Шигоки. Кэндзи запомнит это слово. Оно станет фоном его жизни на ближайшие месяцы — как шум прибоя, как визг чаек, как лязг стали. Исикава бил не каждый день и не каждого. У него была своя логика, непостижимая для новичков: иногда он проходил мимо, не замечая, иногда — останавливался, задавал вопрос, слушал ответ и бил, иногда — не слушал и всё равно бил. Однажды он заставил весь взвод новобранцев стоять по стойке «смирно» два часа на плацу под дождём, потому что кто-то — он не сказал кто — «неуважительно посмотрел» на портрет Императора в столовой.
Двадцать три человека стояли под холодным майским дождём, и вода стекала по лицам, и ноги немели, и хотелось кашлять, но кашлять было нельзя, потому что кашель — это звук, а звук — это нарушение тишины, а тишина — это единственное, чего требовал Исикава.
Миура — тот, с фотографией жены — стоял рядом с Кэндзи. В какой-то момент его колени подогнулись, и он начал заваливаться набок. Кэндзи успел подхватить его за локоть, удержать. Исикава смотрел на это с другого конца плаца. Не сказал ни слова. Не наказал. Просто смотрел.
Потом, когда их отпустили, Миура сидел на койке, завернувшись в одеяло, и тихо сказал:
— Спасибо, Мураками.
— Не за что.
— Нет, послушай. Спасибо. Если бы я упал... при нём... — Миура не договорил. — Моя жена пишет мне каждую неделю. Она думает, что я здесь учусь на моряка. Защищаю Родину. Она гордится. Она рассказывает дочери, что её папа — герой. — Его голос стал хриплым. — А я стою под дождём два часа, потому что кто-то не так посмотрел на портрет. И я думаю: это и есть — защита Родины? Это — честь? Вот это?
— Тише, — сказал Кэндзи. Не потому, что боялся. Потому, что если Миура договорит, если он скажет вслух то, что думают все — мысль обретёт плоть, и тогда с ней придётся что-то делать. А делать было нечего.
Миура замолчал. Достал фотографию. Посмотрел на неё. Убрал.

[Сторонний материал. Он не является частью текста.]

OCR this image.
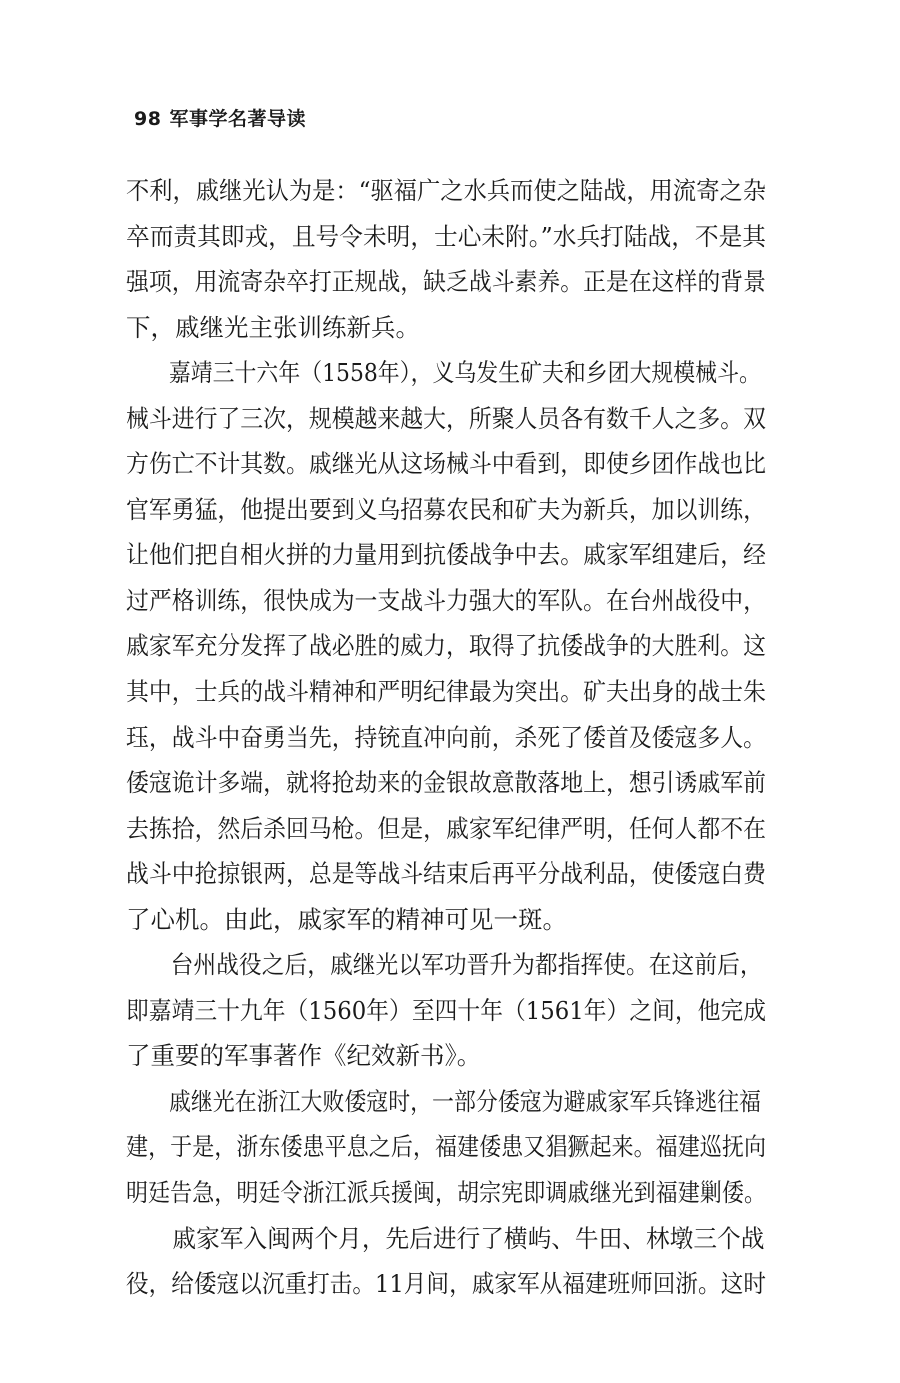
98 军事学名著导读
不利，戚继光认为是：“驱福广之水兵而使之陆战，用流寄之杂
卒而责其即戎，且号令未明，士心未附。”水兵打陆战，不是其
强项，用流寄杂卒打正规战，缺乏战斗素养。正是在这样的背景
下，戚继光主张训练新兵。
嘉靖三十六年（1558年），义乌发生矿夫和乡团大规模械斗。
械斗进行了三次，规模越来越大，所聚人员各有数千人之多。双
方伤亡不计其数。戚继光从这场械斗中看到，即使乡团作战也比
官军勇猛，他提出要到义乌招募农民和矿夫为新兵，加以训练，
让他们把自相火拼的力量用到抗倭战争中去。戚家军组建后，经
过严格训练，很快成为一支战斗力强大的军队。在台州战役中，
戚家军充分发挥了战必胜的威力，取得了抗倭战争的大胜利。这
其中，士兵的战斗精神和严明纪律最为突出。矿夫出身的战士朱
珏，战斗中奋勇当先，持铳直冲向前，杀死了倭首及倭寇多人。
倭寇诡计多端，就将抢劫来的金银故意散落地上，想引诱戚军前
去拣拾，然后杀回马枪。但是，戚家军纪律严明，任何人都不在
战斗中抢掠银两，总是等战斗结束后再平分战利品，使倭寇白费
了心机。由此，戚家军的精神可见一斑。
台州战役之后，戚继光以军功晋升为都指挥使。在这前后，
即嘉靖三十九年（1560年）至四十年（1561年）之间，他完成
了重要的军事著作《纪效新书》。
戚继光在浙江大败倭寇时，一部分倭寇为避戚家军兵锋逃往福
建，于是，浙东倭患平息之后，福建倭患又猖獗起来。福建巡抚向
明廷告急，明廷令浙江派兵援闽，胡宗宪即调戚继光到福建剿倭。
戚家军入闽两个月，先后进行了横屿、牛田、林墩三个战
役，给倭寇以沉重打击。11月间，戚家军从福建班师回浙。这时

На третью неделю побили Ониси. Не Исикава — другой старослужащий, Танигути, маленький, злобный, с шрамом на подбородке. Ониси опоздал на построение на тридцать секунд — запутался в обмотках. Танигути ударил его бамбуковой палкой по бёдрам. Три раза. Удары были точные, профессиональные — бамбук свистел в воздухе, как прут, рассекающий воду. Ониси не кричал. Стоял, сжав зубы, и на его лице было выражение, которое Кэндзи потом видел много раз на многих лицах — выражение человека, который уходит внутрь себя, захлопывает все двери, все окна, запирается в самой дальней комнате своей души и ждёт, пока всё кончится.
Вечером Ониси лежал на животе, потому что сидеть не мог. На его бёдрах багровели три параллельных рубца — красных, набухших, горячих. Кэндзи принёс мокрое полотенце и приложил к синякам.
— Спасибо, — сказал Ониси. Потом, помолчав: — Знаешь, что самое обидное? Не боль. Боль — ерунда, проходит. Обидно, что я думал... я правда думал, что на флоте будет иначе. Что мы будем учиться воевать. Что нас научат быть сильными. А вместо этого нас учат быть... покорными. Это разные вещи, Мураками. Совсем разные.
— Может, в этом и есть смысл, — сказал Кэндзи, и сам не поверил своим словам.
— Может быть, — согласился Ониси. — А может, смысла нет вообще. Может, это просто... просто так.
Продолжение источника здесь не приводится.